Mayor Mike little opposed the fireworks ban, saying neighbourhood fireworks displays are “community building.”

“Fireworks have become a uniquely cultural event on the West Coast. It’s something at Halloween time that you don’t experience in other parts of Canada,” he said. “This bylaw would take the four hours of the year that it is lawful to have fireworks and get rid of those four hours and move it entirely to professional displays.”

Little said three months of pile driving for a construction project is probably more disruptive to wildlife, and trick-or-treaters knocking repeatedly at the door probably spook pets more than fireworks. “Nobody’s talking about banning trick-or-treaters,” he said.

Couns. Back, Muri and Mah also lined up to snuff out the ban on sparklers.

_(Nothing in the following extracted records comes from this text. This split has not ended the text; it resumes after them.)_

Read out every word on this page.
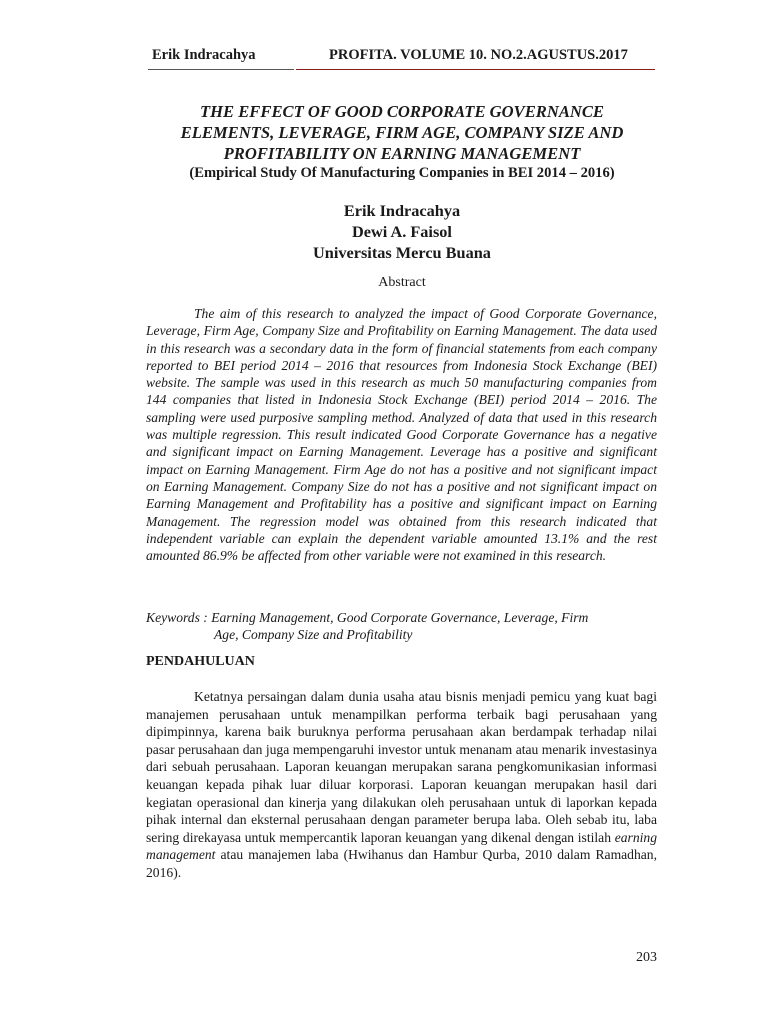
Erik Indracahya	PROFITA. VOLUME 10. NO.2.AGUSTUS.2017
THE EFFECT OF GOOD CORPORATE GOVERNANCE
ELEMENTS, LEVERAGE, FIRM AGE, COMPANY SIZE AND
PROFITABILITY ON EARNING MANAGEMENT
(Empirical Study Of Manufacturing Companies in BEI 2014 – 2016)
Erik Indracahya
Dewi A. Faisol
Universitas Mercu Buana
Abstract

The aim of this research to analyzed the impact of Good Corporate Governance, Leverage, Firm Age, Company Size and Profitability on Earning Management. The data used in this research was a secondary data in the form of financial statements from each company reported to BEI period 2014 – 2016 that resources from Indonesia Stock Exchange (BEI) website. The sample was used in this research as much 50 manufacturing companies from 144 companies that listed in Indonesia Stock Exchange (BEI) period 2014 – 2016. The sampling were used purposive sampling method. Analyzed of data that used in this research was multiple regression. This result indicated Good Corporate Governance has a negative and significant impact on Earning Management. Leverage has a positive and significant impact on Earning Management. Firm Age do not has a positive and not significant impact on Earning Management. Company Size do not has a positive and not significant impact on Earning Management and Profitability has a positive and significant impact on Earning Management. The regression model was obtained from this research indicated that independent variable can explain the dependent variable amounted 13.1% and the rest amounted 86.9% be affected from other variable were not examined in this research.

Keywords : Earning Management, Good Corporate Governance, Leverage, Firm
Age, Company Size and Profitability
PENDAHULUAN

Ketatnya persaingan dalam dunia usaha atau bisnis menjadi pemicu yang kuat bagi manajemen perusahaan untuk menampilkan performa terbaik bagi perusahaan yang dipimpinnya, karena baik buruknya performa perusahaan akan berdampak terhadap nilai pasar perusahaan dan juga mempengaruhi investor untuk menanam atau menarik investasinya dari sebuah perusahaan. Laporan keuangan merupakan sarana pengkomunikasian informasi keuangan kepada pihak luar diluar korporasi. Laporan keuangan merupakan hasil dari kegiatan operasional dan kinerja yang dilakukan oleh perusahaan untuk di laporkan kepada pihak internal dan eksternal perusahaan dengan parameter berupa laba. Oleh sebab itu, laba sering direkayasa untuk mempercantik laporan keuangan yang dikenal dengan istilah earning management atau manajemen laba (Hwihanus dan Hambur Qurba, 2010 dalam Ramadhan, 2016).

203
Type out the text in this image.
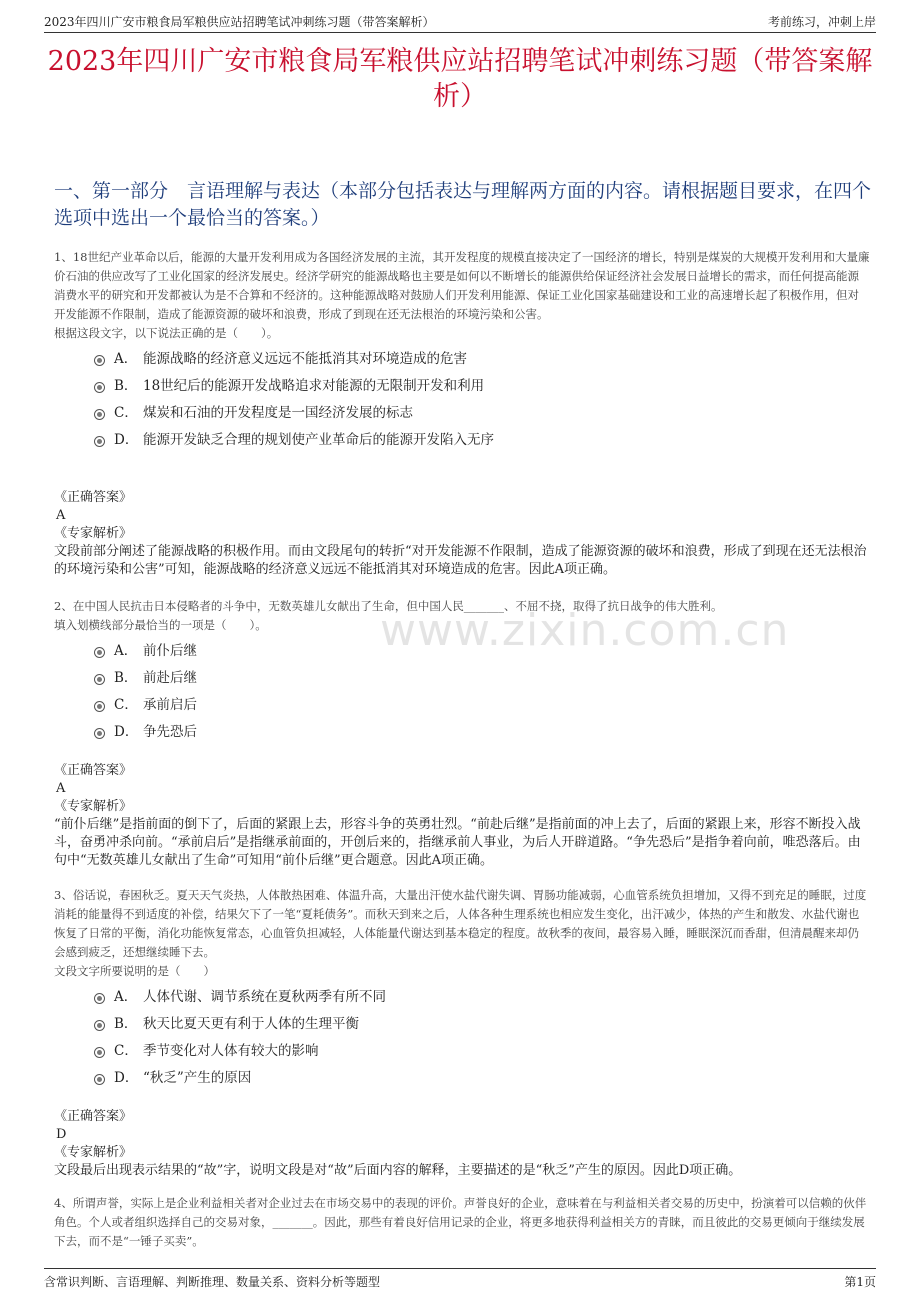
2023年四川广安市粮食局军粮供应站招聘笔试冲刺练习题（带答案解析）	考前练习，冲刺上岸
2023年四川广安市粮食局军粮供应站招聘笔试冲刺练习题（带答案解析）
一、第一部分　言语理解与表达（本部分包括表达与理解两方面的内容。请根据题目要求，在四个选项中选出一个最恰当的答案。）
www.zixin.com.cn
1、18世纪产业革命以后，能源的大量开发利用成为各国经济发展的主流，其开发程度的规模直接决定了一国经济的增长，特别是煤炭的大规模开发利用和大量廉价石油的供应改写了工业化国家的经济发展史。经济学研究的能源战略也主要是如何以不断增长的能源供给保证经济社会发展日益增长的需求，而任何提高能源消费水平的研究和开发都被认为是不合算和不经济的。这种能源战略对鼓励人们开发利用能源、保证工业化国家基础建设和工业的高速增长起了积极作用，但对开发能源不作限制，造成了能源资源的破坏和浪费，形成了到现在还无法根治的环境污染和公害。
根据这段文字，以下说法正确的是（　　）。
A． 能源战略的经济意义远远不能抵消其对环境造成的危害
B． 18世纪后的能源开发战略追求对能源的无限制开发和利用
C． 煤炭和石油的开发程度是一国经济发展的标志
D． 能源开发缺乏合理的规划使产业革命后的能源开发陷入无序
《正确答案》
A
《专家解析》
文段前部分阐述了能源战略的积极作用。而由文段尾句的转折“对开发能源不作限制，造成了能源资源的破坏和浪费，形成了到现在还无法根治的环境污染和公害”可知，能源战略的经济意义远远不能抵消其对环境造成的危害。因此A项正确。
2、在中国人民抗击日本侵略者的斗争中，无数英雄儿女献出了生命，但中国人民_______、不屈不挠，取得了抗日战争的伟大胜利。
填入划横线部分最恰当的一项是（　　）。
A． 前仆后继
B． 前赴后继
C． 承前启后
D． 争先恐后
《正确答案》
A
《专家解析》
“前仆后继”是指前面的倒下了，后面的紧跟上去，形容斗争的英勇壮烈。“前赴后继”是指前面的冲上去了，后面的紧跟上来，形容不断投入战斗，奋勇冲杀向前。“承前启后”是指继承前面的，开创后来的，指继承前人事业，为后人开辟道路。“争先恐后”是指争着向前，唯恐落后。由句中“无数英雄儿女献出了生命”可知用“前仆后继”更合题意。因此A项正确。
3、俗话说，春困秋乏。夏天天气炎热，人体散热困难、体温升高，大量出汗使水盐代谢失调、胃肠功能减弱，心血管系统负担增加，又得不到充足的睡眠，过度消耗的能量得不到适度的补偿，结果欠下了一笔“夏耗债务”。而秋天到来之后，人体各种生理系统也相应发生变化，出汗减少，体热的产生和散发、水盐代谢也恢复了日常的平衡，消化功能恢复常态，心血管负担减轻，人体能量代谢达到基本稳定的程度。故秋季的夜间，最容易入睡，睡眠深沉而香甜，但清晨醒来却仍会感到疲乏，还想继续睡下去。
文段文字所要说明的是（　　）
A． 人体代谢、调节系统在夏秋两季有所不同
B． 秋天比夏天更有利于人体的生理平衡
C． 季节变化对人体有较大的影响
D． “秋乏”产生的原因
《正确答案》
D
《专家解析》
文段最后出现表示结果的“故”字，说明文段是对“故”后面内容的解释，主要描述的是“秋乏”产生的原因。因此D项正确。
4、所谓声誉，实际上是企业利益相关者对企业过去在市场交易中的表现的评价。声誉良好的企业，意味着在与利益相关者交易的历史中，扮演着可以信赖的伙伴角色。个人或者组织选择自己的交易对象，_______。因此，那些有着良好信用记录的企业，将更多地获得利益相关方的青睐，而且彼此的交易更倾向于继续发展下去，而不是“一锤子买卖”。
含常识判断、言语理解、判断推理、数量关系、资料分析等题型	第1页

Back said there are more positives than negatives that come out of annual fireworks displays.

Muri argued that banning fireworks wouldn’t mean an end to explosive Halloweens because anyone can still buy them online. Fireworks are also still legal on (səlilwətaɬ) Tsleil-Waututh Nation land, she said.

“Writing a bylaw to say don’t do it is not going to stop it because if it did, no one would speed on the parkway, or the Upper Levels, because there’s a sign there that says 80 is the speed limit,” she said. “And we know that people drive well over 80 on the Upper Levels.”

But Hanson said bans still have a dampening effect on law-abiding citizens. “How fast do you think people would drive down the parkway if there was no speed limit?” he said. “On Halloween night in Blueridge you might as well be in a war zone.”

On Halloween night this year, a teenage boy was taken to hospital after a firework blew up in his hand in the 3000-block of Edgemont Boulevard.

Coun. Catherine Pope was absent from Monday’s council meeting.